Sunday gets started with the unveiling of a historical marker at the old King Records studio and offices in Evanston. Terry Stewart, president of the Rock & Roll Hall of Fame, which designed and built the marker, will be in town to recognize King’s place in the development of today’s Pop, Country, Bluegrass, Rock, R&B and Hip Hop music.
As Rick Bird points out in his feature story on King Records, the studio had more than 400 hits on the Country, R&B and Pop charts, and more than 10 Rock Hall of Famers have ties to King. Stewart has said many times that there are three cities with a rightful claim to be the birthplace of Rock & Roll: Memphis, New Orleans and Cincinnati.

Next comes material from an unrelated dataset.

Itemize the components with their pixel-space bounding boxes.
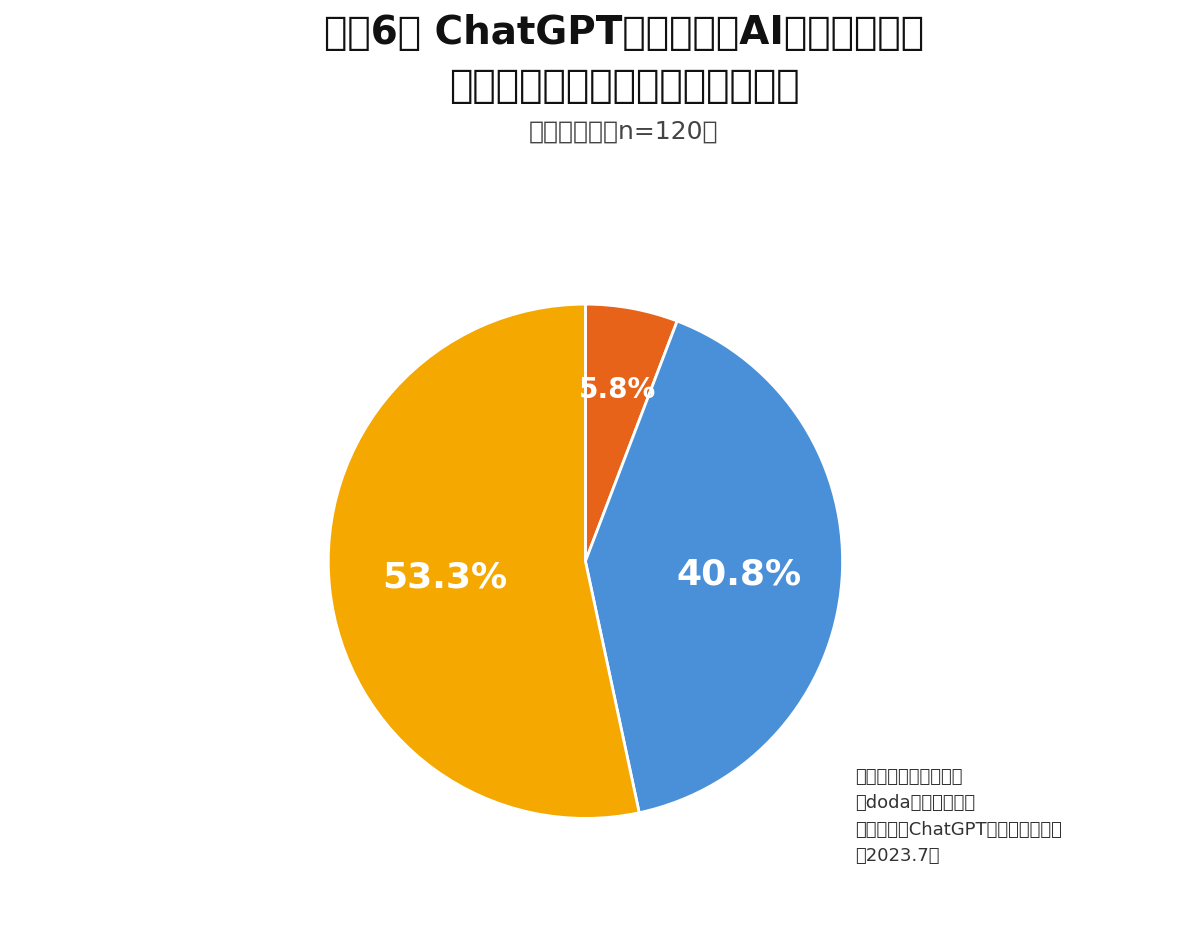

Later on Sunday, everyone reconvenes downtown for the CEAs, which have a distinct King flavor this year. Rock Hall of Famer Bootsy Collins kicks off the show with a rare live performance in tribute to James Brown, King’s best-known artist. Bluegrass legend and Grammy Award winner Ralph Stanley, who gained fame with his brother as “hillbilly” artists on King Records, closes the evening with a 30-minute set.
In between, 19 awards will be handed out to the best musicians working in Greater Cincinnati today — many presented by King musicians, staff and family gathered for the day’s festivities.
I know you’ll be there, but will the city’s Powers That Be? Let’s hope they’re not busy with another out-of-town trip trying to figure out what makes Cincinnati so damned cool.